By Ann Roosevelt
U.S. Joint Forces Command (JFCOM) Friday wrapped up a weeklong seminar wargame examining how the future joint force would operate in a complex and unpredictable 2020 environment, and what capabilities and capacities they would need.
The wargame used the JFCOM-generated Joint Operating Environment (JOE) as a basis, describing trends likely to feed the future, such as climate change, urbanization and globalization. How the joint force would operate in such an environment was then described in the Chairman of the Joint Chiefs of Staff document, the Capstone Concept for Joint Operations (CCJO).
“The ultimate goal of the experiment is to inform force development decisions across DoD in order to create a balanced force to deal with those future security challenges,” Rear Adm. Dan Davenport, director of J9 Joint Concept Development & Experiment Directorate at JFCOM, told reporters Wednesday.
“The central ideas in the CCJO so far are holding up very well,” Davenport said. “What we are seeing is an appetite for deeper understanding of some elements of the CCJO, which I think will feed into future concept work consistent with our concept vision.”
Another part of the effort is to inform the work of the Quadrennial Defense Review, one of many such inputs. Work being done in the QDR also flowed to wargame planners.
The classified seminar wargame consisted of three separate scenarios involving a state competitor, a fragile or failing state, and the third dealt with globally networked non- state actors. The challenges flowed across all the domains, ground, air, space, maritime and cyber.
In late July, an unclassified final report on the May 31-June 5 wargame is expected.
The collective challenge of the scenarios to the CCJO concepts of versatility and adaptability of the future joint force are important, Davenport said (Defense Daily, May 14).
Red teams, portraying adversaries extensively, vetted the scenarios. As blue, or friendly force players worked up solutions, red players were free to throw in such concerns as loose nukes, terrorists, anthrax and electromagnetic pulse weapons and other spanners into the works.
The future joint force has to have “balance and the ability to deal with hybrid threats and irregular warfare, as well as continued capability in conventional and nuclear warfare,” JFCOM Deputy Commander Vice Adm. Robert Harward said.
The CCJO describes three broad ideas on how the future force will operate: addressing each situation on its own unique terms; using a combination of combat, security, engagement and relief and reconstruction activities in operations designed for that unique situation; and finally, continually assessing results.
This is what’s happening as the scenarios play out, Harward said. The blue force was shifting between those operations, and not necessarily in a linear fashion.
Players have been wrestling with other major issues–would the current combatant commands’ areas of responsibility be correct in the future, what is deterrence, and what happens if the network goes down.
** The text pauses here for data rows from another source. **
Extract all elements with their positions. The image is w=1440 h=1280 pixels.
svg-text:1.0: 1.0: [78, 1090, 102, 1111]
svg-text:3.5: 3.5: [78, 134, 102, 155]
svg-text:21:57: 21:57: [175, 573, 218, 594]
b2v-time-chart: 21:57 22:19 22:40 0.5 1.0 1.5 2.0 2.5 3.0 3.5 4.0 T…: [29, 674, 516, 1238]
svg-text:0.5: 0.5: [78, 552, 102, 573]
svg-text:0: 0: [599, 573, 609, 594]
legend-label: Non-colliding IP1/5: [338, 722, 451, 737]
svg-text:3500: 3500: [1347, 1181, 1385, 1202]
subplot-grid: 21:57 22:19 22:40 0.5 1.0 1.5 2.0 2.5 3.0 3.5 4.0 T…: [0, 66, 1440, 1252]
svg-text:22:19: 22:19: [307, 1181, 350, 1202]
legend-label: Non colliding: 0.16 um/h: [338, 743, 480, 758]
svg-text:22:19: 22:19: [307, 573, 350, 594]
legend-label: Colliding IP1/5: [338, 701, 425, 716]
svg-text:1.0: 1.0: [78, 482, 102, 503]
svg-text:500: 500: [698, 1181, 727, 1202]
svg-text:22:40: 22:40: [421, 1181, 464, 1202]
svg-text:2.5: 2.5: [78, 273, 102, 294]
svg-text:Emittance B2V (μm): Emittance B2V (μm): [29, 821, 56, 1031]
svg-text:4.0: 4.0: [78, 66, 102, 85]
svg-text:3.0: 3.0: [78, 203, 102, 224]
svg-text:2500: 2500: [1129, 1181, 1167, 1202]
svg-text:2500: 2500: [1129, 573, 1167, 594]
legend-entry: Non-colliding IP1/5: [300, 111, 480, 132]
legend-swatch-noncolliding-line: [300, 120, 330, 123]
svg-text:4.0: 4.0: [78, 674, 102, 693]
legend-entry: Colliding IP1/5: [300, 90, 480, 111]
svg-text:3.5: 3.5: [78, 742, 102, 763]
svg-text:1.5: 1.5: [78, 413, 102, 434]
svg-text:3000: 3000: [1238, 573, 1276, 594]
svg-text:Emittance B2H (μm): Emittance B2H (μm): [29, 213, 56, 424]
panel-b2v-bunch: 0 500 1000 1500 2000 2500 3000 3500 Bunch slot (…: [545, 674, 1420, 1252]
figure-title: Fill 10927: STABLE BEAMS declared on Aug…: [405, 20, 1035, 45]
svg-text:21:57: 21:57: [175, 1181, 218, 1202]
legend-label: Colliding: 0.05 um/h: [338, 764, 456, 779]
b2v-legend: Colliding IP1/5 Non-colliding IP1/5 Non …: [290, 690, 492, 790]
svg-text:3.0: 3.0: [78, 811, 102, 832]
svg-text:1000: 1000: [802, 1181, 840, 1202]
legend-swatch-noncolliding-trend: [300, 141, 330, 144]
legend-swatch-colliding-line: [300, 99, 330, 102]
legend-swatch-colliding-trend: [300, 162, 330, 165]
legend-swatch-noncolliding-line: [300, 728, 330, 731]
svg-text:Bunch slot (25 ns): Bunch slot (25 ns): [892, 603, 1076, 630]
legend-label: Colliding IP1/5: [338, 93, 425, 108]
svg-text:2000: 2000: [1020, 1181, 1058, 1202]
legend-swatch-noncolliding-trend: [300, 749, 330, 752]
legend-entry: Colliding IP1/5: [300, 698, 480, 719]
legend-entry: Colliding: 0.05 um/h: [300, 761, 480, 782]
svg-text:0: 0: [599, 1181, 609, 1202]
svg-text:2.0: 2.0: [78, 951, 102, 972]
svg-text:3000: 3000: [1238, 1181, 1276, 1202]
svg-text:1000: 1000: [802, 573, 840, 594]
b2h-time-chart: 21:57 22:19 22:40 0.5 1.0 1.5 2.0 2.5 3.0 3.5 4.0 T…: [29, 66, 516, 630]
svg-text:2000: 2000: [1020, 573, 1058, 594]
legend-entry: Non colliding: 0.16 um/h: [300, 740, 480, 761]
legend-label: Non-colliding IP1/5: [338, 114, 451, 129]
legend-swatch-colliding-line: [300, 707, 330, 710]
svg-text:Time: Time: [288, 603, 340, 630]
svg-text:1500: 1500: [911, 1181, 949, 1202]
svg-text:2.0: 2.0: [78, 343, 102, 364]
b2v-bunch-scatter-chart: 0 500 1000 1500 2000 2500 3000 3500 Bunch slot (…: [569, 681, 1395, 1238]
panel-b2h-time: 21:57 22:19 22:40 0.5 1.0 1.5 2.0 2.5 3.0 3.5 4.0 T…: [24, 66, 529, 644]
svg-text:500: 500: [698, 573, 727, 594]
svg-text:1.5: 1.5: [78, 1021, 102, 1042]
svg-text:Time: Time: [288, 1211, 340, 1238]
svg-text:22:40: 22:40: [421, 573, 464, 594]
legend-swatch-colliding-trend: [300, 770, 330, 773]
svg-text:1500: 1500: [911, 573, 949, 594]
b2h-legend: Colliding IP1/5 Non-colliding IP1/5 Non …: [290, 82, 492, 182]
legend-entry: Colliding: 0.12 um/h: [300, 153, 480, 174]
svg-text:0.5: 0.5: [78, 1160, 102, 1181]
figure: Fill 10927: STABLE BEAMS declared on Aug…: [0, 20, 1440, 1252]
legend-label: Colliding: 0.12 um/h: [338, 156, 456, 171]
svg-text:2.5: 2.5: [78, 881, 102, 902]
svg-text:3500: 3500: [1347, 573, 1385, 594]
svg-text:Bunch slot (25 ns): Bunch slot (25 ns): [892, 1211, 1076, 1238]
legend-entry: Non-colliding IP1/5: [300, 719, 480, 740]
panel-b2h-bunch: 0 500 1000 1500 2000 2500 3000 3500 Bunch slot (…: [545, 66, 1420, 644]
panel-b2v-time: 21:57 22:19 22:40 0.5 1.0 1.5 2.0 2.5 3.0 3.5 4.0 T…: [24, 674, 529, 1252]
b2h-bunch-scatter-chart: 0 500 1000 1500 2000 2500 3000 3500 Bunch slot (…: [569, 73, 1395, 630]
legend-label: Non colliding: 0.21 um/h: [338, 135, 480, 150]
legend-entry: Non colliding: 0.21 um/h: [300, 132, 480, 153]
“I will tell you that the narrative has been a very big discussion topic so far and one of the key areas of focus,” Harward said.
“Sea-basing, I can tell you, that’s been a big part of the discussions,” he said. “It’s in several of the scenarios, that has been a focal point.”
Aside from the three scenarios, there’s a higher authority panel, looking more broadly and at a different level at the combined scenario challenges, Davenport said. The panel is examining overall how forces are synchronized, the aggregate of scenario capability needs and how they are synchronized.
That work also fits into the CCJO that states: “We will need to develop new capabilities and change the capacities of existing ones.” The CCJO is expected to be the catalyst from which flow a series of operational concepts from joint and service organizations (Defense Daily, Jan. 26).
The CCJO also said the joint force must “markedly improve the ability to integrate with other U.S. agencies and other partners…”
The wargame scenarios were designed so players could identify the kinds of partnerships they would need to effectively deal with the challenges.
“The strength of the wargame is the people,” Davenport said.
Harward said there has been a “significant participation and buy-in by a wide variety of agencies and departments.” Taking part in the weeklong event were former political leaders, multinational coalition members, former combatant commanders, former ambassadors, senior officers from all the services, as well as from most of the three-letter government agencies and departments.